Note—he did not say a merry wife, though she certainly does good (perhaps he had too many wives and was afraid he would be asked which one). He did not say a merry husband, though he helps some. Nor did he say merry children, nor a merry house, nor a merry occupation, nor any such thing.
For his wise old eyes saw too deeply into life to make the mistake of supposing that circumstances are the root of joy. He knew that the real fountain of mirth is the heart.
If you have a merry heart it makes no difference what may be your position, whether you be a tramp on the road, a scrubwoman in an office building, a brakeman, a street car conductor, a merchant man, or even a college president. You are an electric light in the fog of human despondency, sunshine breaking through earth sorrow clouds, water to parched souls.
Did you ever hear the story of “The Happy Man’s Shirt?” It is an old one, but one of those that ought constantly be re-told.
There was once a king who was smitten with sadness and disgust of life. He had gorged at all human pleasures, could no more be amused, and now was like to die.
They called in the soothsayers and medicine men, but none could suggest a remedy. At last they sent to an old hermit who lived in the wood, who said, “The case is simple. Let the king sleep all night in a happy man’s shirt, and he will be healed.”
Whereupon the king ordered that the palace be searched, a happy man be found and his shirt brought. But no happy man could be discovered in the palace.
Then they sought through the city and then throughout the length and breadth of the kingdom, but no man could they lay hands upon who would declare, without reservation or secret evasion of mind whatever, that he was entirely happy.
A little group of the king’s courtiers was returning home disconsolate, and as they rode along the highway they espied a beggar sitting under a tree, playing with the autumn leaves and smiling to himself.

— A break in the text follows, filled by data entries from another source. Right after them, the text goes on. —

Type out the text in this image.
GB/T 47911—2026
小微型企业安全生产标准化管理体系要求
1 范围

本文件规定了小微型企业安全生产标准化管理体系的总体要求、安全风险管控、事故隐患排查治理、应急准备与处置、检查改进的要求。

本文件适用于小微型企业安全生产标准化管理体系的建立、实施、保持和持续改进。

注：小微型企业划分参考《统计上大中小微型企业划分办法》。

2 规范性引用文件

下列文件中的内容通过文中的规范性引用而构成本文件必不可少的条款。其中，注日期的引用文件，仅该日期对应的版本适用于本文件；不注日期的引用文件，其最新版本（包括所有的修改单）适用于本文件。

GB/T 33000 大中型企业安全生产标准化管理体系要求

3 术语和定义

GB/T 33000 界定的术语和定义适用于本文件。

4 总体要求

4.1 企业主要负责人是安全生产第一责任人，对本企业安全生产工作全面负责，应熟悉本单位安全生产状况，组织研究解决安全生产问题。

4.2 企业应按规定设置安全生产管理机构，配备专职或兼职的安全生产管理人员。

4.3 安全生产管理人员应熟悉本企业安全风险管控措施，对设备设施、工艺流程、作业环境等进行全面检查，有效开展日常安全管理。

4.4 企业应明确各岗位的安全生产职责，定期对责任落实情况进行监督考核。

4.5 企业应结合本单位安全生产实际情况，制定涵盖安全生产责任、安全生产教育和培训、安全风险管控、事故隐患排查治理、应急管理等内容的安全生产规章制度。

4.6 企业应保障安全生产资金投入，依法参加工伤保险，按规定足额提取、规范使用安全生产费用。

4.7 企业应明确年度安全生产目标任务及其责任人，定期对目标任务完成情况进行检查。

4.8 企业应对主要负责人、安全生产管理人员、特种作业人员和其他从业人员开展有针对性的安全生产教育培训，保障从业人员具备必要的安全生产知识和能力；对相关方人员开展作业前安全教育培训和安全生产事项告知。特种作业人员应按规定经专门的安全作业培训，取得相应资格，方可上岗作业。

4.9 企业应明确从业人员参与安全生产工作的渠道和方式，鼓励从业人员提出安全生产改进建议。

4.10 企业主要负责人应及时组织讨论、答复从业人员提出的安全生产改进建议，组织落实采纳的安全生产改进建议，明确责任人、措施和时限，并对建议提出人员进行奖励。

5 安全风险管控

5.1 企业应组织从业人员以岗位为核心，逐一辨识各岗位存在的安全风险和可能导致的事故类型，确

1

“Hola!” they shouted. “Are you happy?”
“Surely!” replied the beggar.
“Why, you’re nothing but a beggar! You don’t know where you are going to get your dinner, do you?”
“Oh, no. But it isn’t dinner time yet. I had a good breakfast.”
Then they told him of the king’s plight and besought him to give them his shirt forthwith, adding that it should be returned to him filled with gold pieces.
At that the ragged man lay back on the grass and laughed as if he would expire.
“Come,” said the royal attendants, “We have no time for trifling. Off with your shirt, or we will jerk it off.”
“Hold hard, gentlemen,” said the beggar, striving to control his mirth. “That is just what I am laughing at. I Ain’t Got No shirt!”
So they went and told the king that but one happy man could be unearthed in all his realm, and that one was shirtless.
And the king had sense enough to perceive that happiness does not depend on the shirt you sleep in, nor the bed on which you lie, nor the house that covers you— no, nor any external thing, but comes from the heart within you.
Thus was he cured, and arose and went about his business; and thus also may you be cured, if so be that there is still left unparalyzed in you the power to think.